Corn zein undergoes conformational changes to higher β-sheet content during its self-assembly in an increasingly hydrophilic solvent

Viscoelasticity of corn zein is associated with the formation of beta-sheet secondary structures; however, studies of the fundamentals of this conformational change are limited due to zein insolubility and poor analytical resolution. Here, changes in soluble zein conformation were evaluated as the protein self-assembles in increasingly hydrophilic solvents to the concentration just before aggregation and precipitation. Circular dichroism spectra of zein showed that alpha-helix structures decrease in favor of random coil and beta-sheets with increases in water content in an ethanol-water system, similar to observations of zein when it becomes viscoelastic in dough systems. This was further supported by changes in Thioflavin T fluorescence emission spectra and intrinsic viscosity measurements. Two widely recognized molecular models for alpha-zein (hairpin and superhelical conformations) were tested at 75 and 45% ethanol concentration using molecular dynamics simulation for agreement with experimental results.
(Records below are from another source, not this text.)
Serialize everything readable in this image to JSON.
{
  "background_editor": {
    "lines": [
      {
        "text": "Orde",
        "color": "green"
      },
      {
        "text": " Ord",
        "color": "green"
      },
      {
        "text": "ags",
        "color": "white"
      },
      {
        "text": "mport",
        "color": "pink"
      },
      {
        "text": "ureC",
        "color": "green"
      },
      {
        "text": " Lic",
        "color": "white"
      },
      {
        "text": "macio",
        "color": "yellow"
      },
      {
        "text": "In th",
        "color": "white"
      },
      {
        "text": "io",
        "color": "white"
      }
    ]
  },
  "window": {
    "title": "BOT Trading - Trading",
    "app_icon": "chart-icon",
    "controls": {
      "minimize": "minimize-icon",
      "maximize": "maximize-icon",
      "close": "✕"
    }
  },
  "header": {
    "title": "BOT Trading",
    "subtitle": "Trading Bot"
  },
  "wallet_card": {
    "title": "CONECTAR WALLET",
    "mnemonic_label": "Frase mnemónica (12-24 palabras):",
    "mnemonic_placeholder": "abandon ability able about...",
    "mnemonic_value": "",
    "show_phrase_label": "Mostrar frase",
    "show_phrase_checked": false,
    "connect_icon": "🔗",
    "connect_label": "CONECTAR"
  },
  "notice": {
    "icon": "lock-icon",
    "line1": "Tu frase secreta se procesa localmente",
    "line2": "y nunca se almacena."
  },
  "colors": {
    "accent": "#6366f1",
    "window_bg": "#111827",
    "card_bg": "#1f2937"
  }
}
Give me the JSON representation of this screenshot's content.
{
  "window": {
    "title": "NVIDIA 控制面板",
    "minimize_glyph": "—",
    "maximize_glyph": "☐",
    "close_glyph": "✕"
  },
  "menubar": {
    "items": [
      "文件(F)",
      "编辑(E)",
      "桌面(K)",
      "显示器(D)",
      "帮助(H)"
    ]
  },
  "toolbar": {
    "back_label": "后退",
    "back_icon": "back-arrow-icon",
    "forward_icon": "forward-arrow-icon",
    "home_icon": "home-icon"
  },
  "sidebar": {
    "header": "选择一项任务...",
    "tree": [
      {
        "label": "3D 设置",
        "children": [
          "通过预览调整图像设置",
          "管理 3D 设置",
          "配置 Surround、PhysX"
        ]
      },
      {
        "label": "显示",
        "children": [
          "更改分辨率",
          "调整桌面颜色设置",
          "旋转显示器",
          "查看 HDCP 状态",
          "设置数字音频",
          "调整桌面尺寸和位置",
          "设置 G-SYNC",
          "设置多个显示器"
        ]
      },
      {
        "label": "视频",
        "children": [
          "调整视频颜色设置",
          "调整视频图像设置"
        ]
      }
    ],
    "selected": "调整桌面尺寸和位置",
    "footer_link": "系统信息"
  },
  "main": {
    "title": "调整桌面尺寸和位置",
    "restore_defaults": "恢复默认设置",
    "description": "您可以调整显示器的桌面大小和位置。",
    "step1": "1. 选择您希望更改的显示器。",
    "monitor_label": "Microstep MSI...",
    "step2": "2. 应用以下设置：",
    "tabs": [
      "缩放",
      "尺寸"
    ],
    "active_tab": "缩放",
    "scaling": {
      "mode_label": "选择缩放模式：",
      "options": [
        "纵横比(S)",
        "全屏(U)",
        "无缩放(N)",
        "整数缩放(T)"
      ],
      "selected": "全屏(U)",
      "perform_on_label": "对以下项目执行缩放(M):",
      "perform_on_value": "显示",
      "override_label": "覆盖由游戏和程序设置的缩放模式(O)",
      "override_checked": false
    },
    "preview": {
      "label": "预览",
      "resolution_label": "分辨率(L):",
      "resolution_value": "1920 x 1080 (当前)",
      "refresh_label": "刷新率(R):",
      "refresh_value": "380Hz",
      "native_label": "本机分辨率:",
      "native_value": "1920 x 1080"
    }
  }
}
Increase in solvent hydrophilicity increased beta-sheets and reduced distance between backbone anomeric carbons only for hairpin model, suggesting it to be the more valid of the two. These findings emphasize the importance of transformation to beta-sheets during zein self-assembly and provide further insight into the mechanisms by which the protein is functionalized into viscoelastic systems. (C) 2020 Published by Elsevier B.V.